Partitioning by Status
You can also have a partition (as mentioned above) to a status column to active/inactive and simply by using UPDATE to change the value MySQL will move over that row to the right partition. REPLACE or INSERT + DELETE will work as well.
mysql> CREATE TABLE `largetable` (
-> `id` bigint unsigned NOT NULL AUTO_INCREMENT,
-> `dateCreated` datetime NOT NULL DEFAULT CURRENT_TIMESTAMP,
-> `status` int default 1, -- default active
-> `sometext` text,
-> PRIMARY KEY (`id`,`status`)
-> ) ENGINE=InnoDB DEFAULT CHARSET=utf8;
Query OK, 0 rows affected (0.02 sec)
mysql> alter table largetable partition by list(status) (
-> partition pactive values in (1), -- active
-> partition pinactive values in (2) -- inactive
-> );
Query OK, 0 rows affected (0.03 sec)
Records: 0 Duplicates: 0 Warnings: 0
mysql> select * from largetable partition (pactive);
Empty set (0.00 sec)
mysql> select * from largetable partition (pinactive);
Empty set (0.00 sec)
mysql> insert into largetable(sometext) values ('hello');
Query OK, 1 row affected (0.01 sec)
mysql> select * from largetable partition (pinactive);
Empty set (0.00 sec)
mysql> select * from largetable partition (pactive);
+----+---------------------+--------+----------+
| id | dateCreated | status | sometext |
+----+---------------------+--------+----------+
| 1 | 2017-10-30 10:04:03 | 1 | hello |
+----+---------------------+--------+----------+
1 row in set (0.00 sec)
mysql> update largetable set status = 2 where id =1 ;
Query OK, 1 row affected (0.00 sec)
Rows matched: 1 Changed: 1 Warnings: 0
mysql> select * from largetable partition (pactive);
Empty set (0.00 sec)
mysql> select * from largetable partition (pinactive);
+----+---------------------+--------+----------+
| id | dateCreated | status | sometext |
+----+---------------------+--------+----------+
| 1 | 2017-10-30 10:04:03 | 2 | hello |
+----+---------------------+--------+----------+
1 row in set (0.00 sec)
Partitioning by ID
And lastly, you can partition on the sequence of your auto incrementing id key.
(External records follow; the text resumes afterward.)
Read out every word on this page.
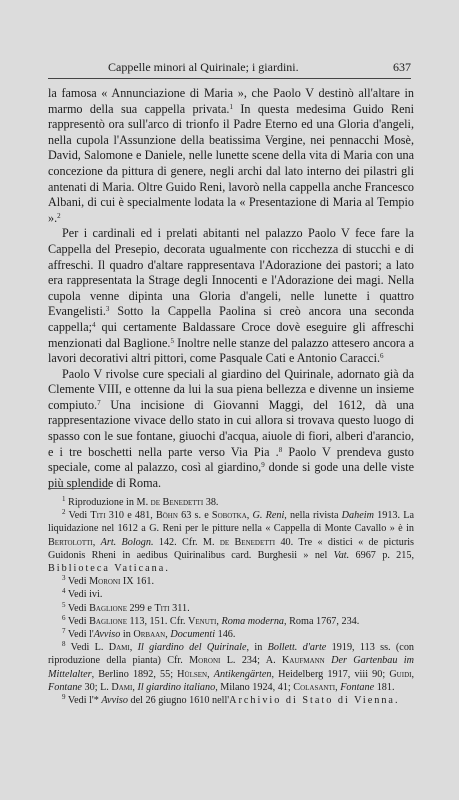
Cappelle minori al Quirinale; i giardini.	637

la famosa « Annunciazione di Maria », che Paolo V destinò all'altare in marmo della sua cappella privata.$^1$ In questa medesima Guido Reni rappresentò ora sull'arco di trionfo il Padre Eterno ed una Gloria d'angeli, nella cupola l'Assunzione della beatissima Vergine, nei pennacchi Mosè, David, Salomone e Daniele, nelle lunette scene della vita di Maria con una concezione da pittura di genere, negli archi dal lato interno dei pilastri gli antenati di Maria. Oltre Guido Reni, lavorò nella cappella anche Francesco Albani, di cui è specialmente lodata la « Presentazione di Maria al Tempio ».$^2$

Per i cardinali ed i prelati abitanti nel palazzo Paolo V fece fare la Cappella del Presepio, decorata ugualmente con ricchezza di stucchi e di affreschi. Il quadro d'altare rappresentava l'Adorazione dei pastori; a lato era rappresentata la Strage degli Innocenti e l'Adorazione dei magi. Nella cupola venne dipinta una Gloria d'angeli, nelle lunette i quattro Evangelisti.$^3$ Sotto la Cappella Paolina si creò ancora una seconda cappella;$^4$ qui certamente Baldassare Croce dovè eseguire gli affreschi menzionati dal Baglione.$^5$ Inoltre nelle stanze del palazzo attesero ancora a lavori decorativi altri pittori, come Pasquale Cati e Antonio Caracci.$^6$

Paolo V rivolse cure speciali al giardino del Quirinale, adornato già da Clemente VIII, e ottenne da lui la sua piena bellezza e divenne un insieme compiuto.$^7$ Una incisione di Giovanni Maggi, del 1612, dà una rappresentazione vivace dello stato in cui allora si trovava questo luogo di spasso con le sue fontane, giuochi d'acqua, aiuole di fiori, alberi d'arancio, e i tre boschetti nella parte verso Via Pia .$^8$ Paolo V prendeva gusto speciale, come al palazzo, così al giardino,$^9$ donde si gode una delle viste più splendide di Roma.

$^1$ Riproduzione in M. de Benedetti 38.

$^2$ Vedi Titi 310 e 481, Böhn 63 s. e Sobotka, G. Reni, nella rivista Daheim 1913. La liquidazione nel 1612 a G. Reni per le pitture nella « Cappella di Monte Cavallo » è in Bertolotti, Art. Bologn. 142. Cfr. M. de Benedetti 40. Tre « distici « de picturis Guidonis Rheni in aedibus Quirinalibus card. Burghesii » nel Vat. 6967 p. 215, Biblioteca Vaticana.

$^3$ Vedi Moroni IX 161.

$^4$ Vedi ivi.

$^5$ Vedi Baglione 299 e Titi 311.

$^6$ Vedi Baglione 113, 151. Cfr. Venuti, Roma moderna, Roma 1767, 234.

$^7$ Vedi l'Avviso in Orbaan, Documenti 146.

$^8$ Vedi L. Dami, Il giardino del Quirinale, in Bollett. d'arte 1919, 113 ss. (con riproduzione della pianta) Cfr. Moroni L. 234; A. Kaufmann Der Gartenbau im Mittelalter, Berlino 1892, 55; Hülsen, Antikengärten, Heidelberg 1917, viii 90; Guidi, Fontane 30; L. Dami, Il giardino italiano, Milano 1924, 41; Colasanti, Fontane 181.

$^9$ Vedi l'* Avviso del 26 giugno 1610 nell'Archivio di Stato di Vienna.
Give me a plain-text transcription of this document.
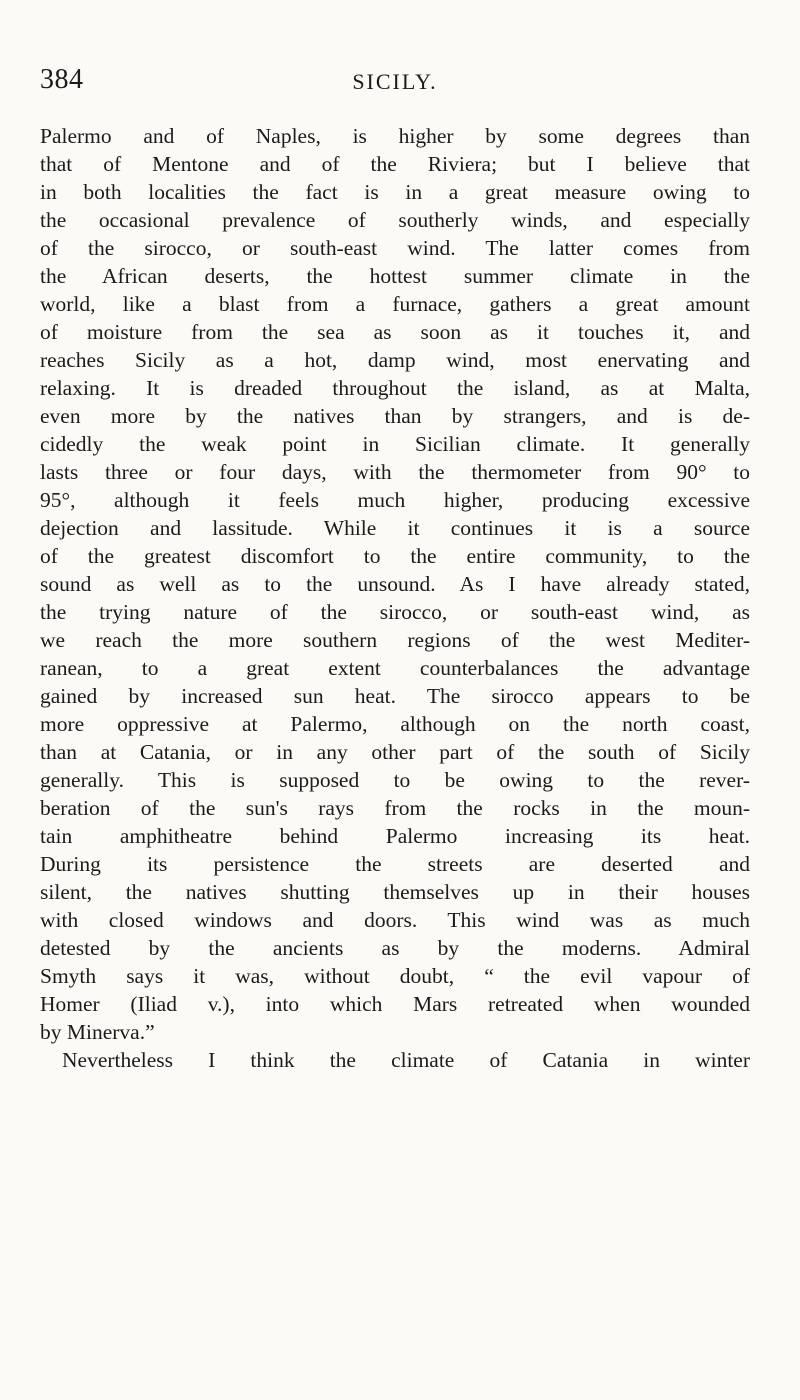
384	SICILY.
Palermo and of Naples, is higher by some degrees than
that of Mentone and of the Riviera; but I believe that
in both localities the fact is in a great measure owing to
the occasional prevalence of southerly winds, and especially
of the sirocco, or south-east wind. The latter comes from
the African deserts, the hottest summer climate in the
world, like a blast from a furnace, gathers a great amount
of moisture from the sea as soon as it touches it, and
reaches Sicily as a hot, damp wind, most enervating and
relaxing. It is dreaded throughout the island, as at Malta,
even more by the natives than by strangers, and is de-
cidedly the weak point in Sicilian climate. It generally
lasts three or four days, with the thermometer from 90° to
95°, although it feels much higher, producing excessive
dejection and lassitude. While it continues it is a source
of the greatest discomfort to the entire community, to the
sound as well as to the unsound. As I have already stated,
the trying nature of the sirocco, or south-east wind, as
we reach the more southern regions of the west Mediter-
ranean, to a great extent counterbalances the advantage
gained by increased sun heat. The sirocco appears to be
more oppressive at Palermo, although on the north coast,
than at Catania, or in any other part of the south of Sicily
generally. This is supposed to be owing to the rever-
beration of the sun's rays from the rocks in the moun-
tain amphitheatre behind Palermo increasing its heat.
During its persistence the streets are deserted and
silent, the natives shutting themselves up in their houses
with closed windows and doors. This wind was as much
detested by the ancients as by the moderns. Admiral
Smyth says it was, without doubt, “ the evil vapour of
Homer (Iliad v.), into which Mars retreated when wounded
by Minerva.”
Nevertheless I think the climate of Catania in winter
mysql> CREATE TABLE `largetable` (
-> `id` bigint unsigned NOT NULL AUTO_INCREMENT,
-> `dateCreated` datetime NOT NULL DEFAULT CURRENT_TIMESTAMP,
-> `status` int default 1,
-> `sometext` text,
-> PRIMARY KEY (`id`)
-> ) ENGINE=InnoDB DEFAULT CHARSET=utf8;
Query OK, 0 rows affected (0.02 sec)
mysql> alter table largetable partition by RANGE(id) (
-> PARTITION p1 VALUES LESS THAN (500000000),
-> PARTITION p2 VALUES LESS THAN (1000000000),
-> PARTITION p3 VALUES LESS THAN (1500000000),
-> PARTITION p4 VALUES LESS THAN (2000000000),
-> PARTITION p5 VALUES LESS THAN (2500000000),
-> PARTITION pmax VALUES LESS THAN MAXVALUE);
Query OK, 0 rows affected (0.06 sec)
Records: 0 Duplicates: 0 Warnings: 0
The above example specifies which partition the row should goto based on the range of what the id number is. This example is more useful if your system does a lot of primary key look ups. It also helps with distributing the table sizes more equally when compared to dates, as you can have more data in recent years.
A word of caution
Partitioning on the right key is absolutely crucial and not easy. You need to analyse the queries that the application sends to that specific table and come up with a partitioning key(s) that works well and does not slow down the table - at least not the top 80% of the slowest queries.
The partitioning key would need to go into the PRIMARY KEY and in order for the optimiser to send you to the right partition, that key would ideally be included in all SELECT/UPDATE/DELETE queries. Otherwise, your query would run sequentially through each partition in that table.